Breaking forth from the foundations of a 7,000-year-old Neolithic settlement, this southwestern town has a formidable history. Boasting both Byzantine and Roman heritages, this place certainly has a few skeletons in the closet.
Like Pancharevo, the water features are a draw. But where some tourist towns rely on artificial attractions, Sapareva Banya is all about nature. The thermal geyser at its heart – the only spout of its kind across the Balkans – is exciting to watch when it blows its top. And the warm springs are said to hold regenerative powers that give bathers a renewed sense of vigor. This destination is a refreshing stop before venturing farther into the mountain range.
Seven Rila Lakes
98 kmThese spectacular glacier-fed lakes are the crown jewel of the Balkan Peninsula. Each of the seven inter-connected lakes is accompanied by a name chosen to highlight its most distinguishing feature or shape – from the intense azure waters of Okoto (The Eye) to the deep, clear depths of (Salzata) The Tear. You’ll easily be able to pick a favorite from the bunch, provided you’re not too overwhelmed by the rest of the Dangskiya region to do so.
It’s not too often the home of a hermit becomes a region’s must-see spot, but this UNESCO World Heritage Site continues to crop up on traveler’s lists time and time again.
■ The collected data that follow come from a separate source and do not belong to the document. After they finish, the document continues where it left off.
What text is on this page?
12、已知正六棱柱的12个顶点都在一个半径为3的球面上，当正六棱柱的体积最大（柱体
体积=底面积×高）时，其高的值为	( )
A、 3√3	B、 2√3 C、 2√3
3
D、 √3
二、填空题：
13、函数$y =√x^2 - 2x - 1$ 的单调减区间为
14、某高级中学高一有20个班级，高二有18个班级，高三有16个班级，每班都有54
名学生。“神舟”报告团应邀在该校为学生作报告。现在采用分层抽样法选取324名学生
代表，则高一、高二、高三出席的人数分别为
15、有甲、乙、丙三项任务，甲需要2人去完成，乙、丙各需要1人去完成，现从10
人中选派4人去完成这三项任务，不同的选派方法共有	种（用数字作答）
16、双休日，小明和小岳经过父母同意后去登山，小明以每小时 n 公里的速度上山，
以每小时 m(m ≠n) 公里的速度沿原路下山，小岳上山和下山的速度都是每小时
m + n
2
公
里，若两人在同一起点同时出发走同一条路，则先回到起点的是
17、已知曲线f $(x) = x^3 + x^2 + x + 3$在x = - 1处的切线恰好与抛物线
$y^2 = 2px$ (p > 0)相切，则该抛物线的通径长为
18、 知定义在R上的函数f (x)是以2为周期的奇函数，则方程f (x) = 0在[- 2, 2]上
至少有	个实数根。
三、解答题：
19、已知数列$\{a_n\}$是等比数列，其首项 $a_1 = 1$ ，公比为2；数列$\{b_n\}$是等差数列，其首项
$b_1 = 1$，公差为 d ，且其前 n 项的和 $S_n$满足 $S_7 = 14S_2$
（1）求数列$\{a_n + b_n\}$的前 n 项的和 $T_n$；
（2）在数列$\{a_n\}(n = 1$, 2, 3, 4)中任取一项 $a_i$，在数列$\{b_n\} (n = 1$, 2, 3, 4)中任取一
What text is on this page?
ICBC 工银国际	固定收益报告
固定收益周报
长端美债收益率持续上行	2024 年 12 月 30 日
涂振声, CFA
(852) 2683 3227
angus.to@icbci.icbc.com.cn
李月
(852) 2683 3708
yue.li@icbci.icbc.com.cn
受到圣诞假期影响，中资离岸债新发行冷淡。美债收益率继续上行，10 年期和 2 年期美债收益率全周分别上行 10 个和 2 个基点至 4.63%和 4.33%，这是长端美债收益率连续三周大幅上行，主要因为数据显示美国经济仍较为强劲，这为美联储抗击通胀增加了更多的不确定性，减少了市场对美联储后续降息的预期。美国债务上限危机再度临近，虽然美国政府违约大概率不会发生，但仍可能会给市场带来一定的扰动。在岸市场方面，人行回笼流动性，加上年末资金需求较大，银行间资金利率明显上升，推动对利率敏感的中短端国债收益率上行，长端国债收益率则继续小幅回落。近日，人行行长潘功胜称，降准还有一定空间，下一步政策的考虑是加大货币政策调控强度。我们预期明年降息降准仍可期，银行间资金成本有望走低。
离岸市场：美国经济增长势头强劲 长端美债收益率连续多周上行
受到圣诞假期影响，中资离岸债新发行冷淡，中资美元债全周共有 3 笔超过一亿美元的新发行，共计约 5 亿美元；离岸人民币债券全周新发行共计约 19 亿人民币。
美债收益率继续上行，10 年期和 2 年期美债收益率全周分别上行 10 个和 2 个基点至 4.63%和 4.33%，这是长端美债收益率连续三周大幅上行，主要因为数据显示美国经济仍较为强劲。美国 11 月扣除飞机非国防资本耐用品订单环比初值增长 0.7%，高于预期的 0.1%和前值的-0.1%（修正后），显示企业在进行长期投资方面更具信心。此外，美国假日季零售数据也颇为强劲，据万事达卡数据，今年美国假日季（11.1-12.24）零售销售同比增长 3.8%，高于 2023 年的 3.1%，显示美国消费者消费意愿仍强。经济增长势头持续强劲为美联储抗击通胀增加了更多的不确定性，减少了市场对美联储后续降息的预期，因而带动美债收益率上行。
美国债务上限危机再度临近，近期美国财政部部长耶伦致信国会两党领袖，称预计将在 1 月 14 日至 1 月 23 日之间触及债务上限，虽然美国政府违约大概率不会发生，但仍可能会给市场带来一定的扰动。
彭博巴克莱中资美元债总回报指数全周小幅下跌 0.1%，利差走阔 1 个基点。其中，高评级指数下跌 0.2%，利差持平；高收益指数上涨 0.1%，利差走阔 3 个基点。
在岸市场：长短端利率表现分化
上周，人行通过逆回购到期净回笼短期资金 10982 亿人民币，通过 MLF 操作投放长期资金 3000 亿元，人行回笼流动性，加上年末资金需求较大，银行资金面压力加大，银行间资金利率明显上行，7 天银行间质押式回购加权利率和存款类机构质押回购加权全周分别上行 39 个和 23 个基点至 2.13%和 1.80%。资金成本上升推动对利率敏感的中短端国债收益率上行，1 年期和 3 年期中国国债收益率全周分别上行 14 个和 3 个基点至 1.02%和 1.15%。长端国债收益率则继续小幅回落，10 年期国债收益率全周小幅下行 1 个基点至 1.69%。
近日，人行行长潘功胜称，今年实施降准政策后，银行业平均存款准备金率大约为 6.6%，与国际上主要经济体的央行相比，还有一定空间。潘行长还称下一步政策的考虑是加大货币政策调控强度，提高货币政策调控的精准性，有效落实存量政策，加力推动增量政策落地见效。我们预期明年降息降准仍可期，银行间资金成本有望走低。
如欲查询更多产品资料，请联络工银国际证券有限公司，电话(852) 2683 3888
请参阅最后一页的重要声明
Nestled neatly within the southwestern Rila Mountains, the Eastern Orthodox monastery named after St. Ivan of Rila is continually held up as a prime example of the Balkan people’s creativity, due to the incredibly distinctive architecture.
Not only a significant spiritual center, the monastery also houses a library with 16,000 volumes, including magnificent manuscripts dating back to medieval times. Mounted frescoes and intriguing artifacts provide clues about the different nations that have influenced the region during past centuries.